Sembravo una bestia preda dei suoi istinti, incapace di concentrarmi, estraneo a tutto ciò che non concerneva la mia vicina e la cometa.
Pensavo incessantemente a una e all'altra.
L'angoscia si mutò in disperazione quando cominciai a capire che la cometa stava svanendo. Dovevo dirlo a Estella, una comunicazione d'importanza vitale. Le lasciai dei biglietti sul davanzale e sull'uscio, fermati con dei sassi. Controllavo ogni giorno che li prendesse; in effetti i biglietti sparivano ma non ottenevo risposta. La luce non s'accendeva più nella casa, la sera. Andavo a bussare, ma nessuno apriva. Non sapevo se fosse presente o meno.
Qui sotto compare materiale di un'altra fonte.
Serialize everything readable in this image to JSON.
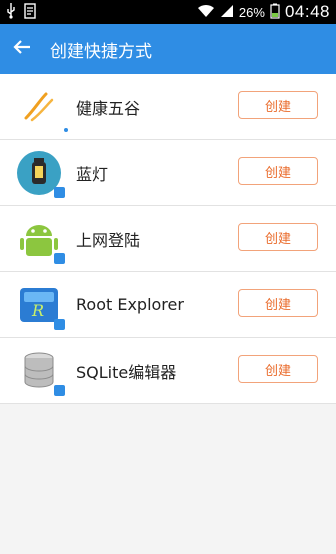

Una notte, dopo avere stazionato davanti alla soglia con la schiena appoggiata alla porta, decisi che avrei fatto irruzione. Cosa mi fermò? Il fatto che feci una specie di voto. Promisi che non sarei entrato a fare una scenata se il cielo, coperto nella sua intera ampiezza da nuvole dense, mi avrebbe mostrato la cometa o almeno una parte di essa. Come accade in alcuni passi biblici, le nuvole nel cielo si scomposero aprendo piccoli fori da cui spuntò l'angolo luminoso della coda.
Abbassai la testa, come se fosse di marmo e non potessi reggerla. In realtà, per un breve attimo il mio cuore trovò la pace e la mia mente la lucidità.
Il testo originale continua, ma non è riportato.